Comment by hosh
Comment by hosh 3 days ago
It is not so black and white.
The BEAM ecosystem (Erlang, Elixir, Gleam, etc) can do distributed microservices within a monolith.
A single monolith can be deployed in different ways to handle different scalability requirements. For example, a distinct set of pods responding to endpoints for reports, another set for just websocket connections, and the remaining ones for the rest of the endpoints. Those can be independently scaled but released on the same cadence.
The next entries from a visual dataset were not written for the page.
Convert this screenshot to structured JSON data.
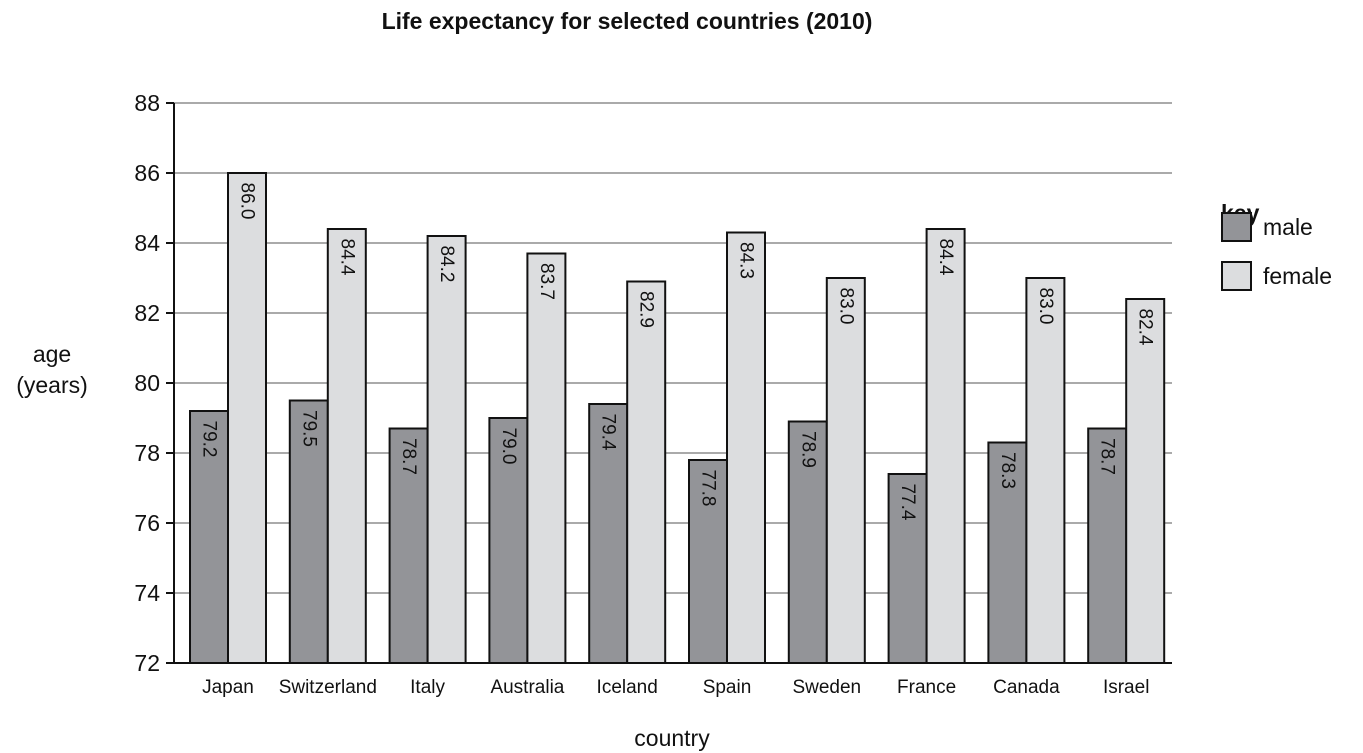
{
  "chart_data": {
    "type": "bar",
    "title": "Life expectancy for selected countries (2010)",
    "xlabel": "country",
    "ylabel_line1": "age",
    "ylabel_line2": "(years)",
    "ylim": [
      72,
      88
    ],
    "yticks": [
      72,
      74,
      76,
      78,
      80,
      82,
      84,
      86,
      88
    ],
    "grid": true,
    "categories": [
      "Japan",
      "Switzerland",
      "Italy",
      "Australia",
      "Iceland",
      "Spain",
      "Sweden",
      "France",
      "Canada",
      "Israel"
    ],
    "series": [
      {
        "name": "male",
        "color": "#939498",
        "values": [
          79.2,
          79.5,
          78.7,
          79.0,
          79.4,
          77.8,
          78.9,
          77.4,
          78.3,
          78.7
        ]
      },
      {
        "name": "female",
        "color": "#dcdddf",
        "values": [
          86.0,
          84.4,
          84.2,
          83.7,
          82.9,
          84.3,
          83.0,
          84.4,
          83.0,
          82.4
        ]
      }
    ],
    "legend": {
      "title": "key",
      "position": "right"
    }
  }
}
There was a long form article I once read that reasoned through this. Given M number of code sources, there are N number of deployables. It is the delivery system’s job to transform M -> N. M is based on how the engineering team(s) work on code, whether that is a monorepo, multiple repos, shared libraries, etc. N is what makes sense operationally . By making it the delivery system’s job to transform M -> N, then you can decouple M and N. I don’t remember the title of that article anymore. (Maybe someone on the internet remembers).
> The BEAM ecosystem (Erlang, Elixir, Gleam, etc) can do distributed microservices within a monolith.
This ain't new. Any language supporting loading modules can give you the organization benefit of microservices (if you consider it a benefit that is - very few orgs actually benefit from the separation) while operating like a monolith. Java could do it 20+ years ago, just upload your .WAR files to an application server.